Near this date 25 years ago, you asked me to marry you. My heart leapt with joy at the thought of sharing my life with you.

Even as we got married, I think I was still only in love with how I felt with you around – the buoyancy of life, the intense feeling of things – your face and the way the whole world felt when mine found yours.

But, a wedding is a beginning and our love was just that – a tender root about to send up shoots that could weather whatever the world would toss our way. Our love has grown into something strong. For the real falling in love with someone takes years – the long, slow fall away from yourself and into an eternal union with someone who is both known, but at the same time a mysterious stranger. Because marriage alters us, we are strangers who keep discovering the other’s stories. With that transformation, we free each other within the wide expanses of God’s love. The miracle of love takes years – because freedom only comes from the consistent surrender of love showered each and every day.

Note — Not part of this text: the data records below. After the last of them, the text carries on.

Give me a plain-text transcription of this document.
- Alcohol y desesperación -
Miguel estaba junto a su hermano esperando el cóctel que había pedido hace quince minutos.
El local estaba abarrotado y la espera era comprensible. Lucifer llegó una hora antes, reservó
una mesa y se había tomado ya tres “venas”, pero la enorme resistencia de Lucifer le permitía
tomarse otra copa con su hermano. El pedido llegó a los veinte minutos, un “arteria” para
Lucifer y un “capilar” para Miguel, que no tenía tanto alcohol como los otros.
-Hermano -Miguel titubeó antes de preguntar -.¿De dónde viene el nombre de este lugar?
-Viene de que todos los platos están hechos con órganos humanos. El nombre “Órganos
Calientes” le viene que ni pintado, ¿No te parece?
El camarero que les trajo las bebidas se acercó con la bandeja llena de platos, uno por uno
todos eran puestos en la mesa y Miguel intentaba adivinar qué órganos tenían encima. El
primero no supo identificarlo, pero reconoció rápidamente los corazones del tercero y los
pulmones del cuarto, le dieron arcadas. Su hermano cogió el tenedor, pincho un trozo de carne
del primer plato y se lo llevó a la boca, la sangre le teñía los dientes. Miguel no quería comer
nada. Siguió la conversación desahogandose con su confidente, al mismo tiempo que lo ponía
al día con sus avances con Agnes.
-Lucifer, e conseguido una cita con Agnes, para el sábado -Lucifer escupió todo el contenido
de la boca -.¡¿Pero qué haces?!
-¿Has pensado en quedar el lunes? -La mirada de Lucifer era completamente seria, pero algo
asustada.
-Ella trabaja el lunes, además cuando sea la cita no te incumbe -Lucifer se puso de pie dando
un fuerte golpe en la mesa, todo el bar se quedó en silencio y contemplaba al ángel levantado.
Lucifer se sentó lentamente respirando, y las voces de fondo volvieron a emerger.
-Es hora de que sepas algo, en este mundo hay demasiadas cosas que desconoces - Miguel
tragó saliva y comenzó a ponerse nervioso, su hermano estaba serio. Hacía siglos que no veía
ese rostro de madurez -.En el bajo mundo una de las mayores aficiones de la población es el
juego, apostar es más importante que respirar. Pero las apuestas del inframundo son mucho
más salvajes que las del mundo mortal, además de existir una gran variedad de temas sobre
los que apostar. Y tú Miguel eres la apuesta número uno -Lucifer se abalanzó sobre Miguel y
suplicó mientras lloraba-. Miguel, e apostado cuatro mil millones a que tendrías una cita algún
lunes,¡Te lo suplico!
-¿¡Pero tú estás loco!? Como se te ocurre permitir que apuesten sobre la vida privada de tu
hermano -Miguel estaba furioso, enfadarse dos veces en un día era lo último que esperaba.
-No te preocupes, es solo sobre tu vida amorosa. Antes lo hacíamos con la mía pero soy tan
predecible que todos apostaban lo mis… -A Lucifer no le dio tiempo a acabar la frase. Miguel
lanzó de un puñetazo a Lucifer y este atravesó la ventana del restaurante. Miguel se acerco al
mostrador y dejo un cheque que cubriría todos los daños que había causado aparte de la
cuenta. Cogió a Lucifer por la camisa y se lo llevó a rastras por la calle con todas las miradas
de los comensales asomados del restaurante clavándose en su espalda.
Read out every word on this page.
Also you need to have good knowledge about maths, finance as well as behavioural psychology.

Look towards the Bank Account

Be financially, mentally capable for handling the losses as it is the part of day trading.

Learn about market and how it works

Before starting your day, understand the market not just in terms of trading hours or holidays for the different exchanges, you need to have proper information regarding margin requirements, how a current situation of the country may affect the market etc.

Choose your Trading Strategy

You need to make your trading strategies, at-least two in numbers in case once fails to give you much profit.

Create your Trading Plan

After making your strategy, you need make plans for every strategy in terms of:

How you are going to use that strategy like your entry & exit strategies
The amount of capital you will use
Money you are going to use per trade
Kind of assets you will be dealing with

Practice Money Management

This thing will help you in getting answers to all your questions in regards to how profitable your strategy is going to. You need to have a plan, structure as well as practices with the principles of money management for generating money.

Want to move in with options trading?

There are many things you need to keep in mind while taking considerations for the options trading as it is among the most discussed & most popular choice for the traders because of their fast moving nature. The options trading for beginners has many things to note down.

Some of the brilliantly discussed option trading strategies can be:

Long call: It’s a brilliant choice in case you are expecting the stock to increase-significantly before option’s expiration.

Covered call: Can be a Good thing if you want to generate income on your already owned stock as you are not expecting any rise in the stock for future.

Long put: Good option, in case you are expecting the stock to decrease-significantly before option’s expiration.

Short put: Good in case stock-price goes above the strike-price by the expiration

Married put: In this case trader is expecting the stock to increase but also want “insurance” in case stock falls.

A proposal is marvelous and a wedding is pure delight, but love’s greatness is rooted in the depth of service. The only way to rise to the challenges of love is to serve. That’s what I’ve learned being close to you all these years. You can only truly love someone when you are willing to serve them with grace. My apologies to all the brides and grooms out there, but what you feel on your wedding day is only skimming the surface. The depths of love are found in doing love, in serving love, in sacrificing for love and in paying the price of love. Truth is you can only fall in love when you surrender your needs for your love.

That cannot be found at an altar. It takes the romance of unplugging the toilet, of providing comfort during an illness, of washing dishes and of constant laundry. A true romance is both messy and beautiful; its affection forged by hard work and effort.

As we grow older, as the number of anniversaries increase, it doesn’t really matter when I fell in love with you. Just that I did. And now the rhythm of my heart still beats faster when your eyes meet mine. It quickens, not from the lovesick heart of a bride, but from our souls mingling late into the surrender made in the name of love.